Las Vegas Sun

April 25, 2024

Assembly District 11

The Assembly District 11 Democratic primary is likely to give you a feeling of deja vu: the same candidates who ran two years ago are going at it again.

But this time, the challenger is the incumbent and the incumbent is the challenger. In 2002, Bob McCleary, 43, unseated six-term incumbent Douglas Bache, 52, by the slender margin of 11 votes.

Now Bache is trying to win back the seat he held for 12 years. The primary is likely to decide the election in this heavily Democratic North Las Vegas district, where registered Democrats outnumber Republicans almost 3 to 1.

The primary winner will face token opposition in the general election from 27-year-old Republican David Adams, who also ran two years ago, receiving 32 percent of the vote to McCleary's 68 percent.

McCleary, who works for an auto-body repair shop, calls himself a champion of the working class and says education is his priority as a legislator.

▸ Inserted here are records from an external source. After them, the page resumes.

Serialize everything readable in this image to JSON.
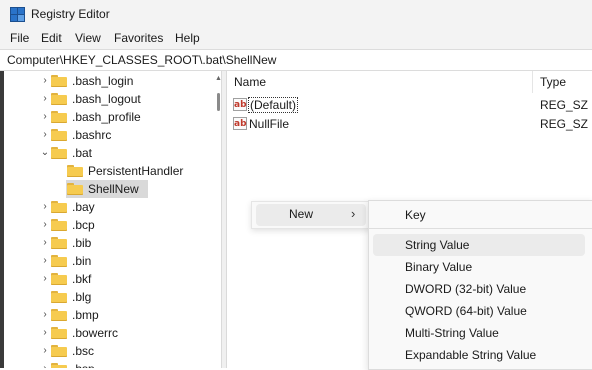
{
  "window": {
    "title": "Registry Editor"
  },
  "menu": [
    "File",
    "Edit",
    "View",
    "Favorites",
    "Help"
  ],
  "address": "Computer\\HKEY_CLASSES_ROOT\\.bat\\ShellNew",
  "tree": [
    {
      "label": ".bash_login",
      "chevron": "›"
    },
    {
      "label": ".bash_logout",
      "chevron": "›"
    },
    {
      "label": ".bash_profile",
      "chevron": "›"
    },
    {
      "label": ".bashrc",
      "chevron": "›"
    },
    {
      "label": ".bat",
      "chevron": "⌄"
    },
    {
      "label": "PersistentHandler",
      "chevron": ""
    },
    {
      "label": "ShellNew",
      "chevron": ""
    },
    {
      "label": ".bay",
      "chevron": "›"
    },
    {
      "label": ".bcp",
      "chevron": "›"
    },
    {
      "label": ".bib",
      "chevron": "›"
    },
    {
      "label": ".bin",
      "chevron": "›"
    },
    {
      "label": ".bkf",
      "chevron": "›"
    },
    {
      "label": ".blg",
      "chevron": ""
    },
    {
      "label": ".bmp",
      "chevron": "›"
    },
    {
      "label": ".bowerrc",
      "chevron": "›"
    },
    {
      "label": ".bsc",
      "chevron": "›"
    },
    {
      "label": ".bsp",
      "chevron": "›"
    }
  ],
  "values": {
    "headers": {
      "name": "Name",
      "type": "Type"
    },
    "rows": [
      {
        "name": "(Default)",
        "type": "REG_SZ",
        "icon": "ab"
      },
      {
        "name": "NullFile",
        "type": "REG_SZ",
        "icon": "ab"
      }
    ]
  },
  "context_menu": {
    "new_label": "New",
    "arrow": "›"
  },
  "submenu": {
    "items": [
      "Key",
      "String Value",
      "Binary Value",
      "DWORD (32-bit) Value",
      "QWORD (64-bit) Value",
      "Multi-String Value",
      "Expandable String Value"
    ]
  },
  "colors": {
    "folder": "#f6cb4f",
    "selection": "#d9d9d9",
    "menu_hover": "#ebebeb"
  }
}
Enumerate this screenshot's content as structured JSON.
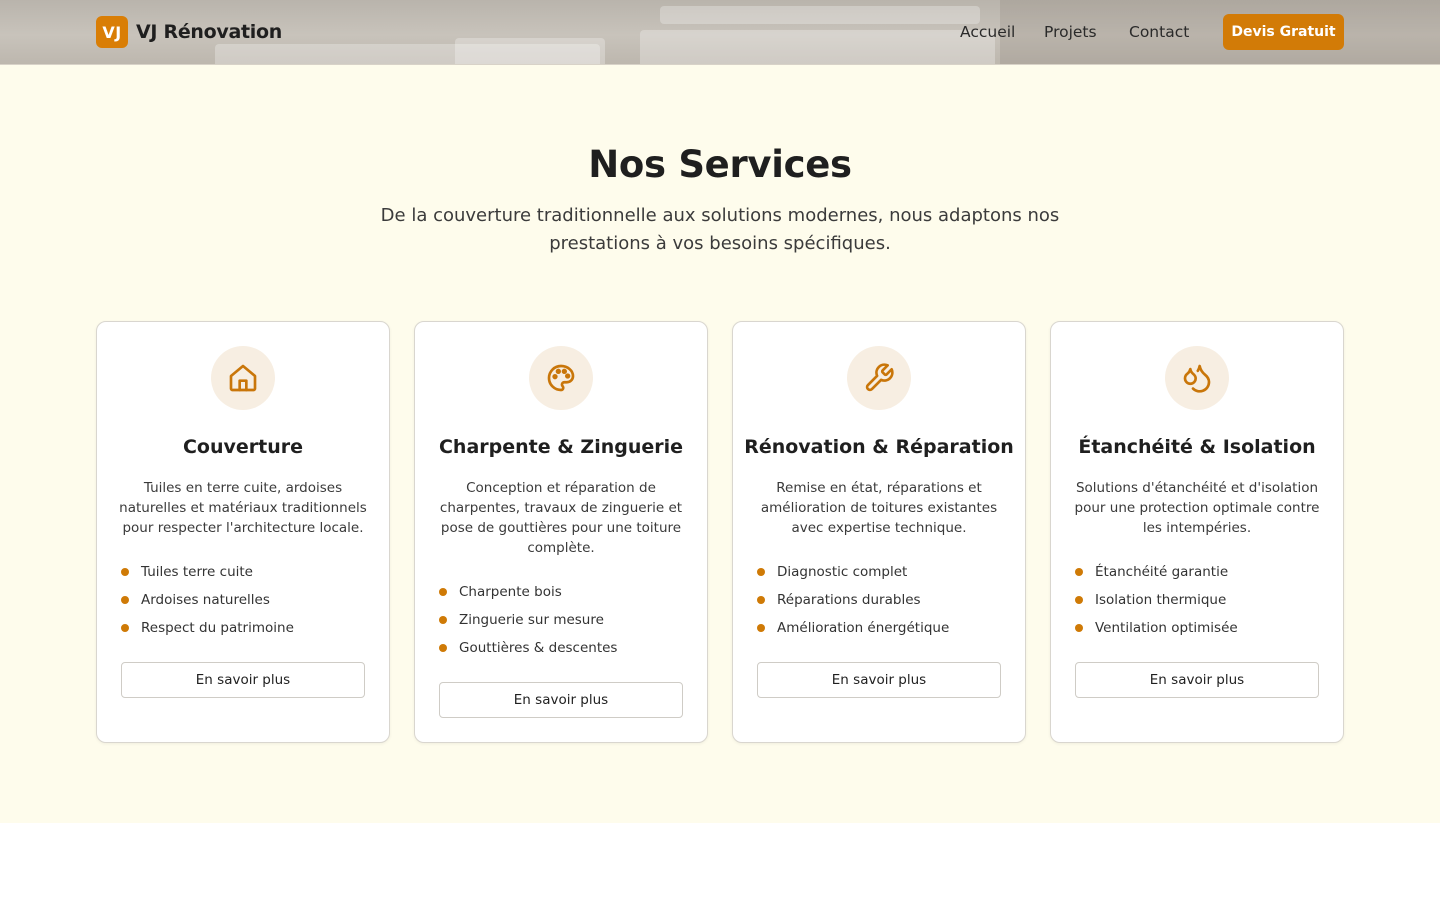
{
  "header": {
    "logo_text": "VJ",
    "brand": "VJ Rénovation",
    "nav": [
      "Accueil",
      "Projets",
      "Contact"
    ],
    "cta": "Devis Gratuit"
  },
  "services": {
    "title": "Nos Services",
    "subtitle": "De la couverture traditionnelle aux solutions modernes, nous adaptons nos prestations à vos besoins spécifiques.",
    "cards": [
      {
        "icon": "house-icon",
        "title": "Couverture",
        "description": "Tuiles en terre cuite, ardoises naturelles et matériaux traditionnels pour respecter l'architecture locale.",
        "features": [
          "Tuiles terre cuite",
          "Ardoises naturelles",
          "Respect du patrimoine"
        ],
        "button": "En savoir plus"
      },
      {
        "icon": "palette-icon",
        "title": "Charpente & Zinguerie",
        "description": "Conception et réparation de charpentes, travaux de zinguerie et pose de gouttières pour une toiture complète.",
        "features": [
          "Charpente bois",
          "Zinguerie sur mesure",
          "Gouttières & descentes"
        ],
        "button": "En savoir plus"
      },
      {
        "icon": "wrench-icon",
        "title": "Rénovation & Réparation",
        "description": "Remise en état, réparations et amélioration de toitures existantes avec expertise technique.",
        "features": [
          "Diagnostic complet",
          "Réparations durables",
          "Amélioration énergétique"
        ],
        "button": "En savoir plus"
      },
      {
        "icon": "droplets-icon",
        "title": "Étanchéité & Isolation",
        "description": "Solutions d'étanchéité et d'isolation pour une protection optimale contre les intempéries.",
        "features": [
          "Étanchéité garantie",
          "Isolation thermique",
          "Ventilation optimisée"
        ],
        "button": "En savoir plus"
      }
    ]
  },
  "colors": {
    "accent": "#d27b07",
    "section_bg": "#fefcec",
    "icon_bg": "#f7eee2"
  }
}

"I grew up on the hard streets of Las Vegas and did not have the opportunity to obtain a higher education," he wrote in a Sun questionnaire. "I know what it's like to struggle to pay the bills on a low-paying job."

During the 2003 session, McCleary served on five Assembly committees: Government Affairs; Education; Elections, Procedures, and Ethics; Natural Resources; and Constitutional Amendments, of which he was vice chairman.

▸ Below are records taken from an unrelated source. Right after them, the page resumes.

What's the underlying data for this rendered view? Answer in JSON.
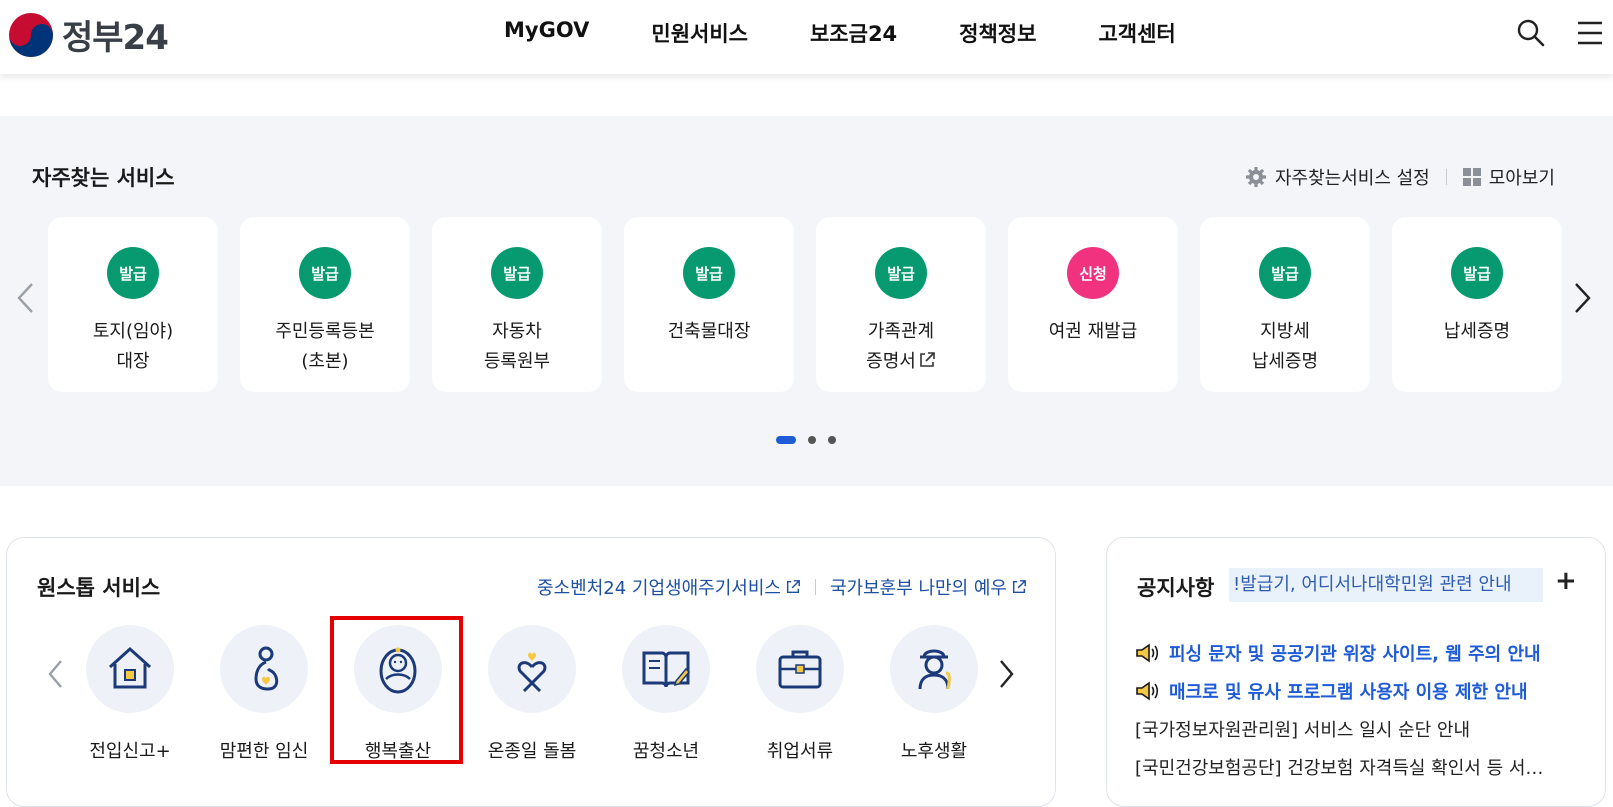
{
  "header": {
    "logo_text": "정부24",
    "nav": [
      "MyGOV",
      "민원서비스",
      "보조금24",
      "정책정보",
      "고객센터"
    ]
  },
  "frequent": {
    "title": "자주찾는 서비스",
    "settings_label": "자주찾는서비스 설정",
    "view_all_label": "모아보기",
    "cards": [
      {
        "badge": "발급",
        "line1": "토지(임야)",
        "line2": "대장"
      },
      {
        "badge": "발급",
        "line1": "주민등록등본",
        "line2": "(초본)"
      },
      {
        "badge": "발급",
        "line1": "자동차",
        "line2": "등록원부"
      },
      {
        "badge": "발급",
        "line1": "건축물대장",
        "line2": ""
      },
      {
        "badge": "발급",
        "line1": "가족관계",
        "line2": "증명서"
      },
      {
        "badge": "신청",
        "line1": "여권 재발급",
        "line2": ""
      },
      {
        "badge": "발급",
        "line1": "지방세",
        "line2": "납세증명"
      },
      {
        "badge": "발급",
        "line1": "납세증명",
        "line2": ""
      }
    ]
  },
  "onestop": {
    "title": "원스톱 서비스",
    "link1": "중소벤처24 기업생애주기서비스",
    "link2": "국가보훈부 나만의 예우",
    "items": [
      "전입신고+",
      "맘편한 임신",
      "행복출산",
      "온종일 돌봄",
      "꿈청소년",
      "취업서류",
      "노후생활"
    ]
  },
  "notice": {
    "title": "공지사항",
    "ticker": "!발급기, 어디서나대학민원 관련 안내",
    "plus": "+",
    "items": [
      "피싱 문자 및 공공기관 위장 사이트, 웹 주의 안내",
      "매크로 및 유사 프로그램 사용자 이용 제한 안내",
      "[국가정보자원관리원] 서비스 일시 순단 안내",
      "[국민건강보험공단] 건강보험 자격득실 확인서 등 서…"
    ]
  },
  "colors": {
    "badge_green": "#079a70",
    "badge_pink": "#f0327f",
    "link_blue": "#1d4fa3",
    "notice_blue": "#1e5bd6",
    "highlight_red": "#e40000"
  }
}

McCleary attended Valley High School.

Bache, a middle-school math teacher, highlighted four issues as his campaign platform: health care, for which he proposes a consolidated state agency to regulate and provide services; energy costs, which he says could be reduced by increasing the use of solar energy; payday loan establishments, which he says charge exorbitant interest; and school overcrowding.

"I would support legislation refocusing the school districts into reducing class sizes in order to provide a quality education," Bache promised.

During his six Assembly terms, Bache chaired the Government Affairs Committee four times and the Select Committee on Energy twice.

Bache holds a bachelor's degree from Michigan State University.